🤖 AI Summary
This study addresses the limited accessibility of the g-formula in causal inference due to its mathematically opaque formulation for those with modest statistical backgrounds. Under the standard assumptions of consistency, positivity, and conditional exchangeability, the authors systematically reformulate the g-formula into two nonparametrically equivalent representations: a non-iterative (NICE) and an iterative (ICE) form. This novel decomposition clarifies the g-formula’s intrinsic connections to the law of iterated expectations and conditional expectation operators. Through three progressively complex numerical examples—spanning settings with both fixed and time-varying confounders—the paper intuitively illustrates the computational mechanics and causal identification logic underlying the g-formula. The proposed framework substantially enhances interpretability and generalizability, offering practitioners a transparent and unified pathway for estimating causal effects.
📝 Abstract
The g-formula is a foundational tool for identifying causal effects in observational data. This tool is based on the law of iterated expectation, a key mathematical identity in statistics. However, the notation with which the law of iterated expectation and the g-formula is expressed can be opaque to those with little background in statistics. We provide a primer introducing the law of iterated expectation, the integration notation used to express it, and its role for causal effect identification via the g-formula.

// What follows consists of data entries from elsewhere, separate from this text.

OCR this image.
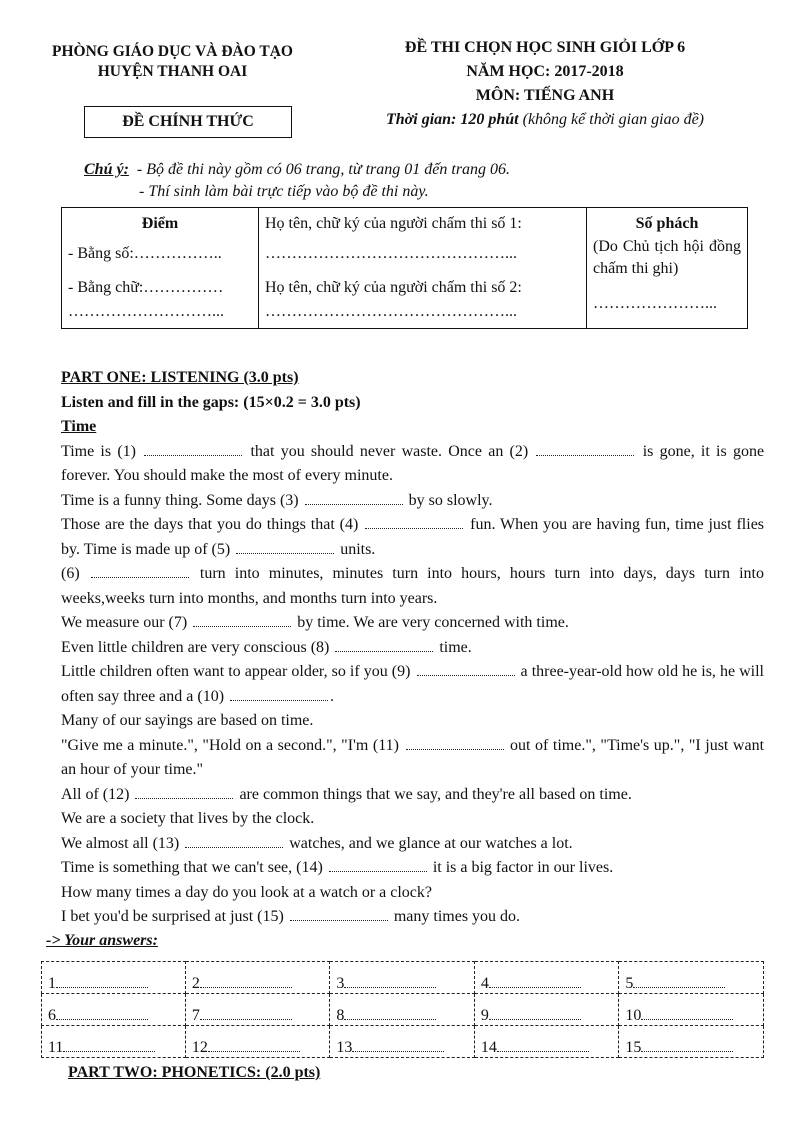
PHÒNG GIÁO DỤC VÀ ĐÀO TẠO
HUYỆN THANH OAI
ĐỀ THI CHỌN HỌC SINH GIỎI LỚP 6
NĂM HỌC: 2017-2018
MÔN: TIẾNG ANH
Thời gian: 120 phút (không kể thời gian giao đề)
ĐỀ CHÍNH THỨC
Chú ý: - Bộ đề thi này gồm có 06 trang, từ trang 01 đến trang 06.
- Thí sinh làm bài trực tiếp vào bộ đề thi này.
Điểm
- Bằng số:……………..
- Bằng chữ:……………
………………………...

Họ tên, chữ ký của người chấm thi số 1:
………………………………………...
Họ tên, chữ ký của người chấm thi số 2:
………………………………………...

Số phách
(Do Chủ tịch hội đồng chấm thi ghi)
…………………...

PART ONE: LISTENING (3.0 pts)

Listen and fill in the gaps: (15×0.2 = 3.0 pts)

Time

Time is (1)	that you should never waste. Once an (2)	is gone, it is gone forever. You should make the most of every minute.

Time is a funny thing. Some days (3)	by so slowly.

Those are the days that you do things that (4)	fun. When you are having fun, time just flies by. Time is made up of (5)	units.

(6)	turn into minutes, minutes turn into hours, hours turn into days, days turn into weeks,weeks turn into months, and months turn into years.

We measure our (7)	by time. We are very concerned with time.

Even little children are very conscious (8)	time.

Little children often want to appear older, so if you (9)	a three-year-old how old he is, he will often say three and a (10)	.

Many of our sayings are based on time.

"Give me a minute.", "Hold on a second.", "I'm (11)	out of time.", "Time's up.", "I just want an hour of your time."

All of (12)	are common things that we say, and they're all based on time.

We are a society that lives by the clock.

We almost all (13)	watches, and we glance at our watches a lot.

Time is something that we can't see, (14)	it is a big factor in our lives.

How many times a day do you look at a watch or a clock?

I bet you'd be surprised at just (15)	many times you do.

-> Your answers:
1	2	3	4	5
6	7	8	9	10
11	12	13	14	15
PART TWO: PHONETICS: (2.0 pts)
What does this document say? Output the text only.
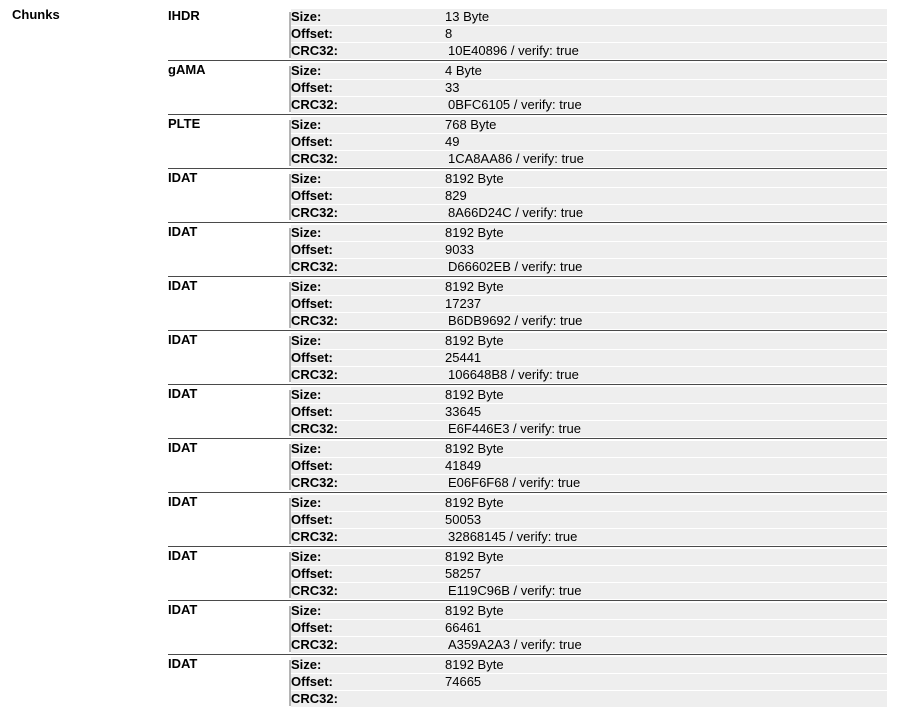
Chunks	IHDR	Size:	13 Byte
Offset:	8
CRC32:	10E40896 / verify: true
gAMA	Size:	4 Byte
Offset:	33
CRC32:	0BFC6105 / verify: true
PLTE	Size:	768 Byte
Offset:	49
CRC32:	1CA8AA86 / verify: true
IDAT	Size:	8192 Byte
Offset:	829
CRC32:	8A66D24C / verify: true
IDAT	Size:	8192 Byte
Offset:	9033
CRC32:	D66602EB / verify: true
IDAT	Size:	8192 Byte
Offset:	17237
CRC32:	B6DB9692 / verify: true
IDAT	Size:	8192 Byte
Offset:	25441
CRC32:	106648B8 / verify: true
IDAT	Size:	8192 Byte
Offset:	33645
CRC32:	E6F446E3 / verify: true
IDAT	Size:	8192 Byte
Offset:	41849
CRC32:	E06F6F68 / verify: true
IDAT	Size:	8192 Byte
Offset:	50053
CRC32:	32868145 / verify: true
IDAT	Size:	8192 Byte
Offset:	58257
CRC32:	E119C96B / verify: true
IDAT	Size:	8192 Byte
Offset:	66461
CRC32:	A359A2A3 / verify: true
IDAT	Size:	8192 Byte
Offset:	74665
CRC32:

Under the assumptions of causal consistency, positivity, and conditional exchangeability, the law of iterated expectation can be rewritten as a causal standardization formula (the g-formula) in two nonparametrically equivalent forms: a non-iterative conditional expectation (NICE) form involving a single weighted average of conditional outcome means, and an iterative conditional expectation (ICE) form involving nested expectations. We illustrate both forms using three progressively complex numerical examples: a time-fixed example with a single binary confounder, a time-fixed example with discrete and continuous confounders, and a time-varying example with two timepoints. We provide clarity on what the law of iterated expectation is, how it is related to the g-formula, and how to gain intuition of its mathematical formulations in actual data examples that can be generalized to a range of settings.